Pressuposto para o entendimento da questão que nos propomos a examinar é a correta compreensão da situação jurídica chamada de res iudicata.

A coisa julgada é um dos mais antigos institutos jurídicos. Sua origem vai além da Lei das XII Tábuas e inspira-se no brocardo latino bis de eadem re ne sit actio que, traduzido livremente, significa: sobre uma mesma relação jurídica não se pode exercer duas vezes a ação da lei, isto é, o processo.

Os dispositivos do novo CPC que se propuseram a conceituar a coisa julgada são os artigos 502 e 337, parágrafos 1º e 4º.  Estes últimos fixam a ideia, expressa no brocardo latino supracitado, de proibição da repetição/reprodução da, sobre o mesmo objeto; aquele relaciona a coisa julgada a uma autoridade, que se agrega ao conteúdo da decisão judicial, tornando-a imutável e indiscutível.
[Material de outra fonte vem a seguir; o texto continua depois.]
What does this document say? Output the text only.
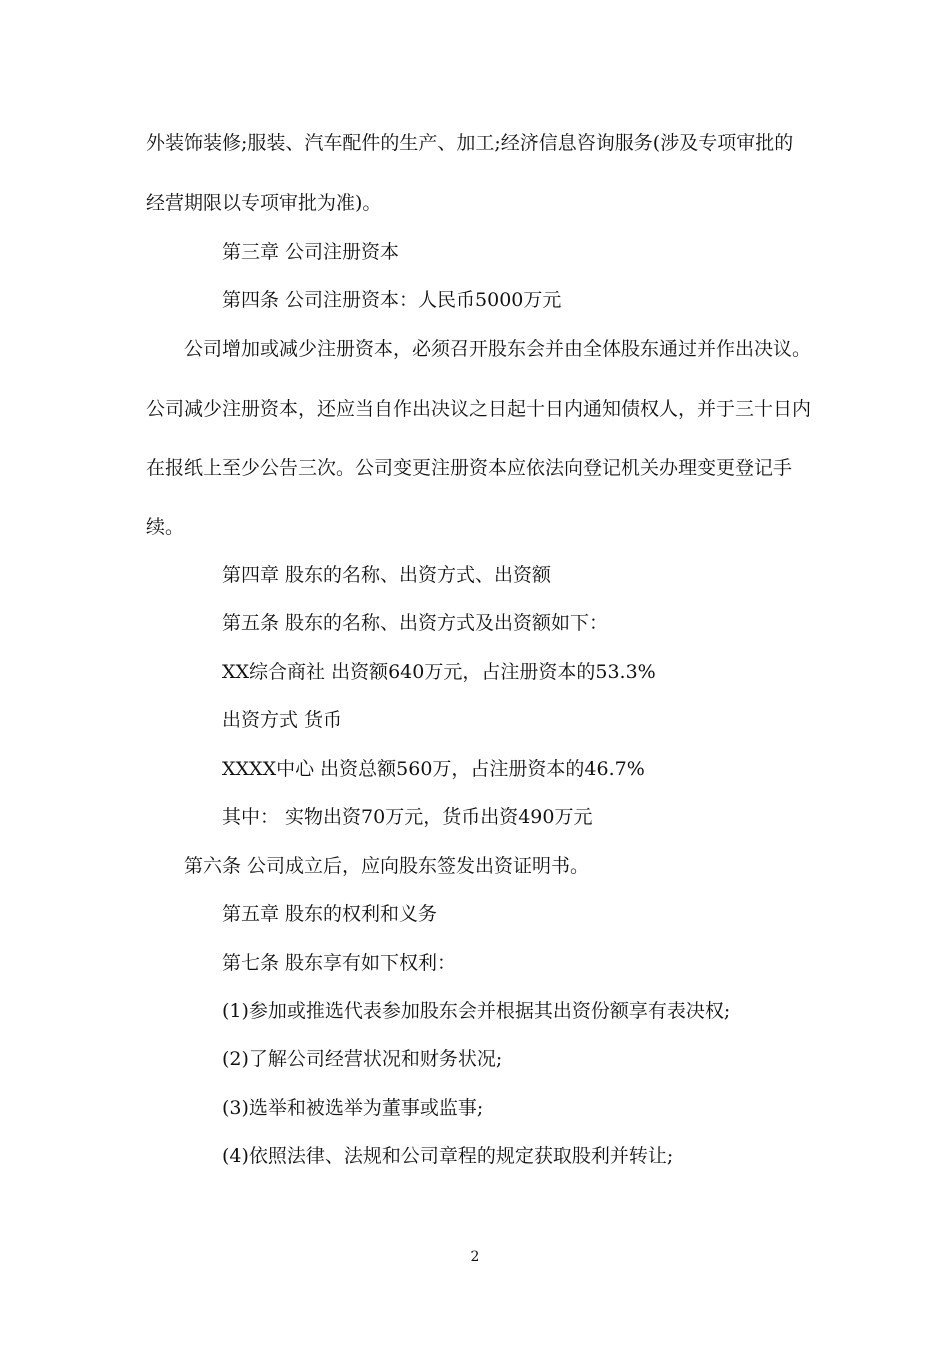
外装饰装修;服装、汽车配件的生产、加工;经济信息咨询服务(涉及专项审批的
经营期限以专项审批为准)。
第三章 公司注册资本
第四条 公司注册资本：人民币5000万元
公司增加或减少注册资本，必须召开股东会并由全体股东通过并作出决议。
公司减少注册资本，还应当自作出决议之日起十日内通知债权人，并于三十日内
在报纸上至少公告三次。公司变更注册资本应依法向登记机关办理变更登记手
续。
第四章 股东的名称、出资方式、出资额
第五条 股东的名称、出资方式及出资额如下：
XX综合商社 出资额640万元，占注册资本的53.3%
出资方式 货币
XXXX中心 出资总额560万，占注册资本的46.7%
其中： 实物出资70万元，货币出资490万元
第六条 公司成立后，应向股东签发出资证明书。
第五章 股东的权利和义务
第七条 股东享有如下权利：
(1)参加或推选代表参加股东会并根据其出资份额享有表决权;
(2)了解公司经营状况和财务状况;
(3)选举和被选举为董事或监事;
(4)依照法律、法规和公司章程的规定获取股利并转让;
2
Com base nos referidos dispositivos legais, conceituamos a coisa julgada como uma “situação jurídica que se caracteriza pela proibição de repetição do exercício da mesma atividade jurisdicional, sobre o mesmo objeto, pelas mesmas partes (e, excepcionalmente, por terceiros), em processos futuros.” (conf. do autor, Coisa Julgada, Ed. Fórum, Belo Horizonte, 2006, p. 29). Atualmente, com os chamados processos sincréticos, podemos dizer que essa proibição também consolida para a fase cognitiva e executiva, separadamente.
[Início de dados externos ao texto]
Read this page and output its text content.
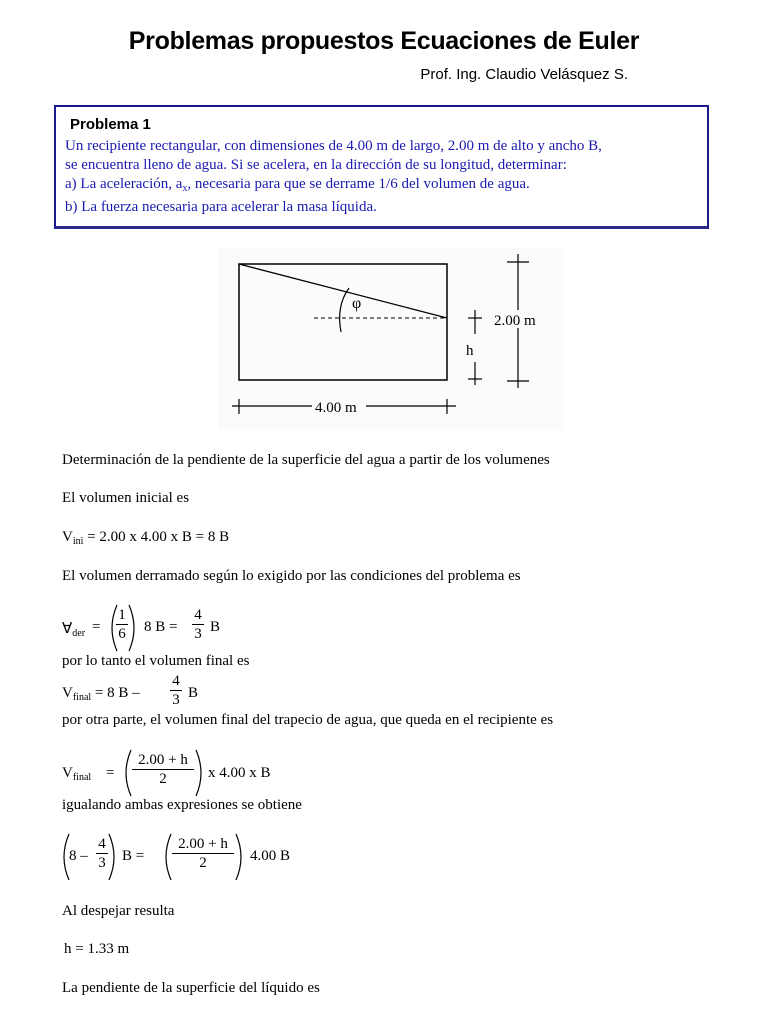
Problemas propuestos Ecuaciones de Euler
Prof. Ing. Claudio Velásquez S.
Problema 1
Un recipiente rectangular, con dimensiones de 4.00 m de largo, 2.00 m de alto y ancho B,
se encuentra lleno de agua. Si se acelera, en la dirección de su longitud, determinar:
a) La aceleración, $a_x$, necesaria para que se derrame 1/6 del volumen de agua.
b) La fuerza necesaria para acelerar la masa líquida.
φ
2.00 m
h
4.00 m
Determinación de la pendiente de la superficie del agua a partir de los volumenes
El volumen inicial es
$V_{ini} = 2.00$ x 4.00 x B = 8 B
El volumen derramado según lo exigido por las condiciones del problema es
$\forall_{der}$ =
1
6 8 B =
4
3 B
por lo tanto el volumen final es
$V_{final} = 8$ B –
4
3 B
por otra parte, el volumen final del trapecio de agua, que queda en el recipiente es
$V_{final}$ =
2.00 + h
2	x 4.00 x B
igualando ambas expresiones se obtiene
8 –
4
3 B =
2.00 + h
2	4.00 B
Al despejar resulta
h = 1.33 m
La pendiente de la superficie del líquido es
A finalidade da res iudicata está atrelada à percepção de quais valores jurídicos se pretende proteger. O professor Miguel Reale, com muita precisão, demonstra a profunda relação entre as perspectivas teleológica e a axiológica no Direto: “O fenômeno jurídico se manifesta ou existe porque o homem se propõe fins. (…) Um fim outra coisa não é senão um valor jurídico posto e reconhecido como motivo de conduta. Não existe possibilidade de qualquer fenômeno jurídico sem que se manifeste este elemento de natureza axiológica, conversível em elemento teleológico.” (Filosofia do Direito. 20ª Ed. São Paulo: Saraiva, 2002, p. 544, o itálico não consta no original).
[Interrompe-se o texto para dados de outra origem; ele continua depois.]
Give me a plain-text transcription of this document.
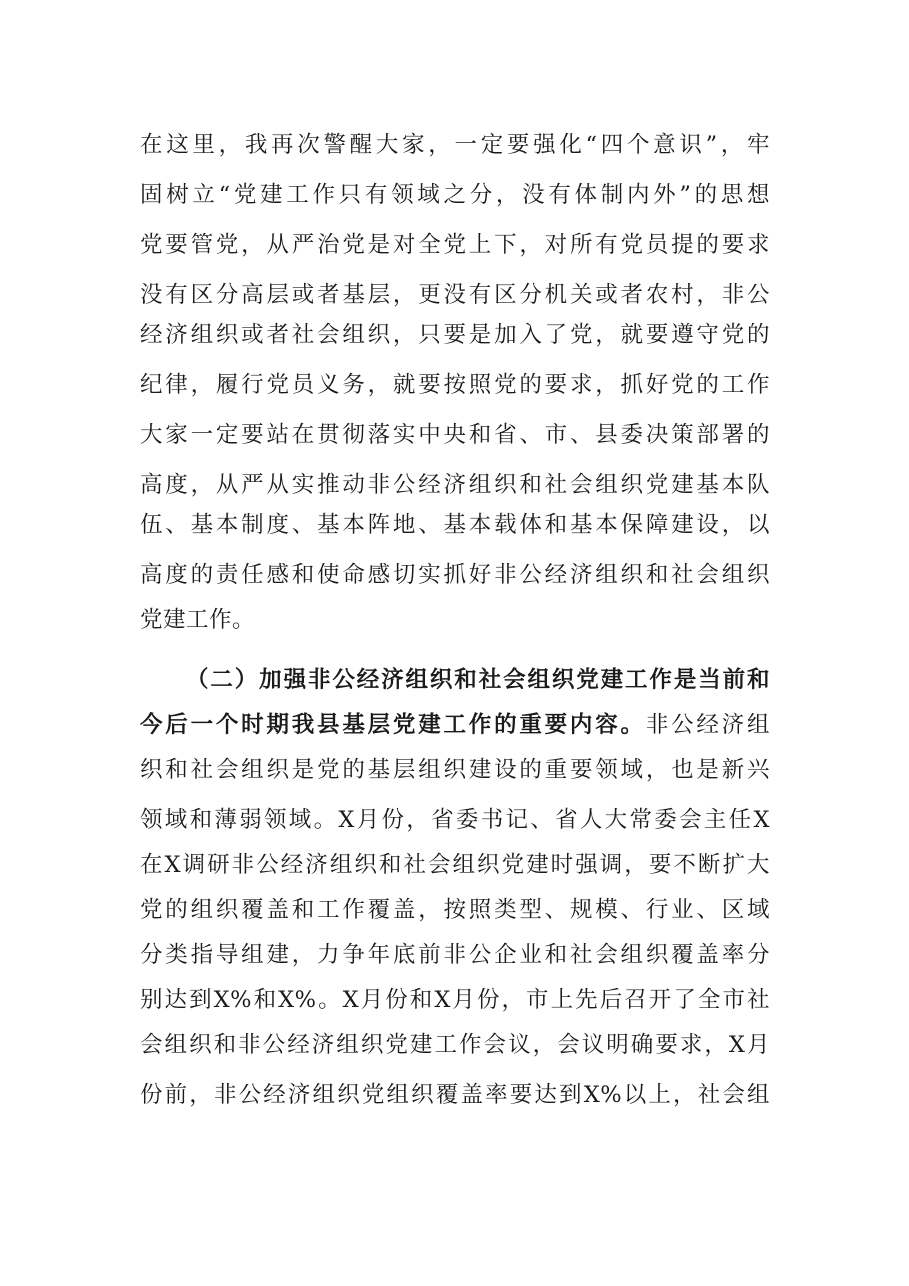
在这里，我再次警醒大家，一定要强化“四个意识”，牢
固树立“党建工作只有领域之分，没有体制内外”的思想
党要管党，从严治党是对全党上下，对所有党员提的要求
没有区分高层或者基层，更没有区分机关或者农村，非公
经济组织或者社会组织，只要是加入了党，就要遵守党的
纪律，履行党员义务，就要按照党的要求，抓好党的工作
大家一定要站在贯彻落实中央和省、市、县委决策部署的
高度，从严从实推动非公经济组织和社会组织党建基本队
伍、基本制度、基本阵地、基本载体和基本保障建设，以
高度的责任感和使命感切实抓好非公经济组织和社会组织
党建工作。
（二）加强非公经济组织和社会组织党建工作是当前和
今后一个时期我县基层党建工作的重要内容。非公经济组
织和社会组织是党的基层组织建设的重要领域，也是新兴
领域和薄弱领域。X月份，省委书记、省人大常委会主任X
在X调研非公经济组织和社会组织党建时强调，要不断扩大
党的组织覆盖和工作覆盖，按照类型、规模、行业、区域
分类指导组建，力争年底前非公企业和社会组织覆盖率分
别达到X%和X%。X月份和X月份，市上先后召开了全市社
会组织和非公经济组织党建工作会议，会议明确要求，X月
份前，非公经济组织党组织覆盖率要达到X%以上，社会组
O valor e, por conseguinte, a finalidade da coisa julgada, é a segurança jurídica, um dos mais importantes imperativos do Estado de Direito. O estabelecimento da res iudicata visa conferir estabilidade e firmeza ao exercício da jurisdição, para segurança do jurisdicionado. Se, de um lado, o preceito do artigo 5º, inciso XXXV, da CF, abre as portas do Poder Judiciário para a apreciação de todas as lesões ou ameaças de lesão aos direitos subjetivos, a coisa julgada, de outro lado, impede que essa atividade seja exercida em duplicidade.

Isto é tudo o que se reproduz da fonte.